The poaching-terrorist link is not new: in 1998 a Somali warlord tied to poachers reportedly provided safe haven to operatives of Al Qaeda responsible for the bombings of the American Embassies in Kenya and Tanzania, which killed hundreds of people. But as both the global reach of terrorist groups and the market for illegal animal parts have grown, the nexus between the two has tightened.

Before stepping down as secretary of state, Mrs. Clinton began an effort, led by the director of national intelligence, to determine the impact of trafficking in animal products on American security.

The results of the report, which was finished this summer, have not been released. But its conclusions are easy to guess, as shortly after its completion President Obama created an interagency task force to develop an anti-poaching strategy and pledged $10 million to help African states combat poaching.

That’s a welcome contribution, but far below what is needed. To be sure, poaching is a complex, transnational threat, and cracking down on poaching is simply too big a job for the United States, or any government, to handle alone.

It is therefore noteworthy that Mrs. Clinton has continued to generate awareness of the issue since leaving office. On July 15 she announced she would use her influence to rally support from national leaders around the world behind anti-poaching endeavors. Her effort should catalyze other states to step up their own efforts against poaching and wildlife trafficking in Africa.

But the best shot at combating poaching must include nontraditional partners working together.

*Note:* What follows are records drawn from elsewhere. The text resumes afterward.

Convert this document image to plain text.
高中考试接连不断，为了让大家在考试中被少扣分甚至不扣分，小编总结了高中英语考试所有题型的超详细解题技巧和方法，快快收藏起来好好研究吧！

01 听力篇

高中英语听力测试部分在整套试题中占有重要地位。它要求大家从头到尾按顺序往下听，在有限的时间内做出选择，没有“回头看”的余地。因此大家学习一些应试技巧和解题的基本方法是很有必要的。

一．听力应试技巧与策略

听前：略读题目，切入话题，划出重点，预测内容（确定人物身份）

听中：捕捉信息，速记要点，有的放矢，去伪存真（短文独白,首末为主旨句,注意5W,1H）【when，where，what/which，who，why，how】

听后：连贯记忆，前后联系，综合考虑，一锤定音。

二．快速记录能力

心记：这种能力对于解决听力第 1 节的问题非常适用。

This means that governments, multilateral organizations and technology innovators — from the Pentagon and United Nations counterterrorism units to the World Bank and conservation groups — must play a part in addressing the problem by coordinating strategies and sharing information.

A collaborative response is also needed to achieve development goals in Africa. Tourism is a key part of many African economies, and diminished wildlife populations, especially of popular animals like elephants and rhinos, is a direct threat to their prosperity.

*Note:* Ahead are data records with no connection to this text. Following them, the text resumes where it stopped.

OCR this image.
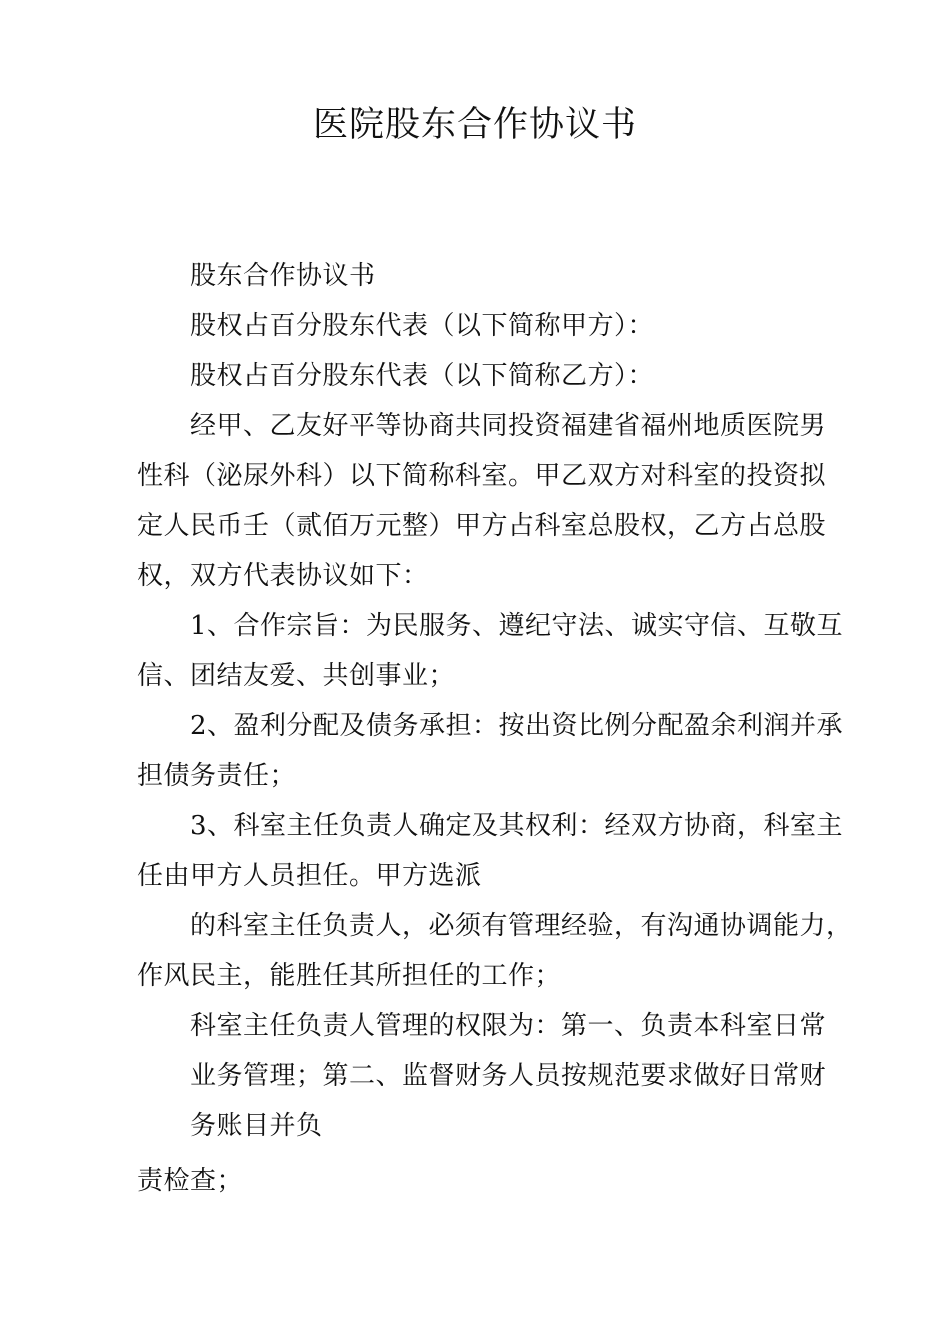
医院股东合作协议书

股东合作协议书

股权占百分股东代表（以下简称甲方）：

股权占百分股东代表（以下简称乙方）：

经甲、乙友好平等协商共同投资福建省福州地质医院男

性科（泌尿外科）以下简称科室。甲乙双方对科室的投资拟

定人民币壬（贰佰万元整）甲方占科室总股权，乙方占总股

权，双方代表协议如下：

1、合作宗旨：为民服务、遵纪守法、诚实守信、互敬互

信、团结友爱、共创事业；

2、盈利分配及债务承担：按出资比例分配盈余利润并承

担债务责任；

3、科室主任负责人确定及其权利：经双方协商，科室主

任由甲方人员担任。甲方选派

的科室主任负责人，必须有管理经验，有沟通协调能力，

作风民主，能胜任其所担任的工作；

科室主任负责人管理的权限为：第一、负责本科室日常

业务管理；第二、监督财务人员按规范要求做好日常财

务账目并负

责检查；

Another key to any anti-poaching strategy should be to equip law enforcement and other authorities with the technology necessary to counter high-tech poachers, who use helicopters, night-vision goggles and automatic weapons. The United States, for example, should work with African governments to deploy unarmed surveillance drones to track poachers and identify their illicit networks.

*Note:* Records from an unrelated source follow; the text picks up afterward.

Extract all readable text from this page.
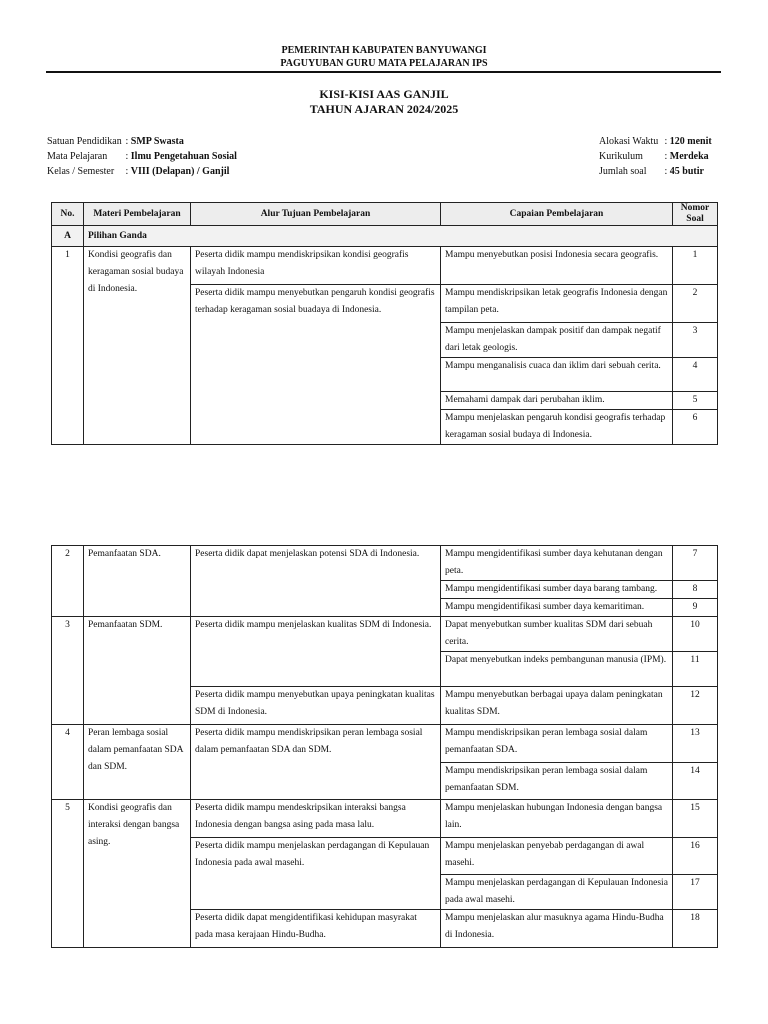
PEMERINTAH KABUPATEN BANYUWANGI
PAGUYUBAN GURU MATA PELAJARAN IPS
KISI-KISI AAS GANJIL
TAHUN AJARAN 2024/2025
Satuan Pendidikan : SMP Swasta
Mata Pelajaran : Ilmu Pengetahuan Sosial
Kelas / Semester : VIII (Delapan) / Ganjil
Alokasi Waktu : 120 menit
Kurikulum : Merdeka
Jumlah soal : 45 butir
No.	Materi Pembelajaran	Alur Tujuan Pembelajaran	Capaian Pembelajaran	Nomor Soal
A	Pilihan Ganda			
1	Kondisi geografis dan keragaman sosial budaya di Indonesia.	Peserta didik mampu mendiskripsikan kondisi geografis wilayah Indonesia	Mampu menyebutkan posisi Indonesia secara geografis.	1
		Peserta didik mampu menyebutkan pengaruh kondisi geografis terhadap keragaman sosial buadaya di Indonesia.	Mampu mendiskripsikan letak geografis Indonesia dengan tampilan peta.	2
			Mampu menjelaskan dampak positif dan dampak negatif dari letak geologis.	3
			Mampu menganalisis cuaca dan iklim dari sebuah cerita.	4
			Memahami dampak dari perubahan iklim.	5
			Mampu menjelaskan pengaruh kondisi geografis terhadap keragaman sosial budaya di Indonesia.	6
2	Pemanfaatan SDA.	Peserta didik dapat menjelaskan potensi SDA di Indonesia.	Mampu mengidentifikasi sumber daya kehutanan dengan peta.	7
			Mampu mengidentifikasi sumber daya barang tambang.	8
			Mampu mengidentifikasi sumber daya kemaritiman.	9
3	Pemanfaatan SDM.	Peserta didik mampu menjelaskan kualitas SDM di Indonesia.	Dapat menyebutkan sumber kualitas SDM dari sebuah cerita.	10
			Dapat menyebutkan indeks pembangunan manusia (IPM).	11
		Peserta didik mampu menyebutkan upaya peningkatan kualitas SDM di Indonesia.	Mampu menyebutkan berbagai upaya dalam peningkatan kualitas SDM.	12
4	Peran lembaga sosial dalam pemanfaatan SDA dan SDM.	Peserta didik mampu mendiskripsikan peran lembaga sosial dalam pemanfaatan SDA dan SDM.	Mampu mendiskripsikan peran lembaga sosial dalam pemanfaatan SDA.	13
			Mampu mendiskripsikan peran lembaga sosial dalam pemanfaatan SDM.	14
5	Kondisi geografis dan interaksi dengan bangsa asing.	Peserta didik mampu mendeskripsikan interaksi bangsa Indonesia dengan bangsa asing pada masa lalu.	Mampu menjelaskan hubungan Indonesia dengan bangsa lain.	15
		Peserta didik mampu menjelaskan perdagangan di Kepulauan Indonesia pada awal masehi.	Mampu menjelaskan penyebab perdagangan di awal masehi.	16
			Mampu menjelaskan perdagangan di Kepulauan Indonesia pada awal masehi.	17
		Peserta didik dapat mengidentifikasi kehidupan masyrakat pada masa kerajaan Hindu-Budha.	Mampu menjelaskan alur masuknya agama Hindu-Budha di Indonesia.	18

President Obama’s and Mrs. Clinton’s engagement on poaching deserves credit. But to ensure the link between poaching and terrorism is severely disrupted, their words need to be followed by a serious commitment of money and resources, not only from the United States, but from conservation, development and security organizations worldwide.

Johan Bergenas is the deputy director of the Managing Across Boundaries initiative at the Stimson Center. Rachel Stohl is a senior associate with the initiative. Ochieng Adala, the acting executive director of the Africa Peace Forum and a visiting fellow at the Stimson Center, is a former Kenyan ambassador to the United Nations.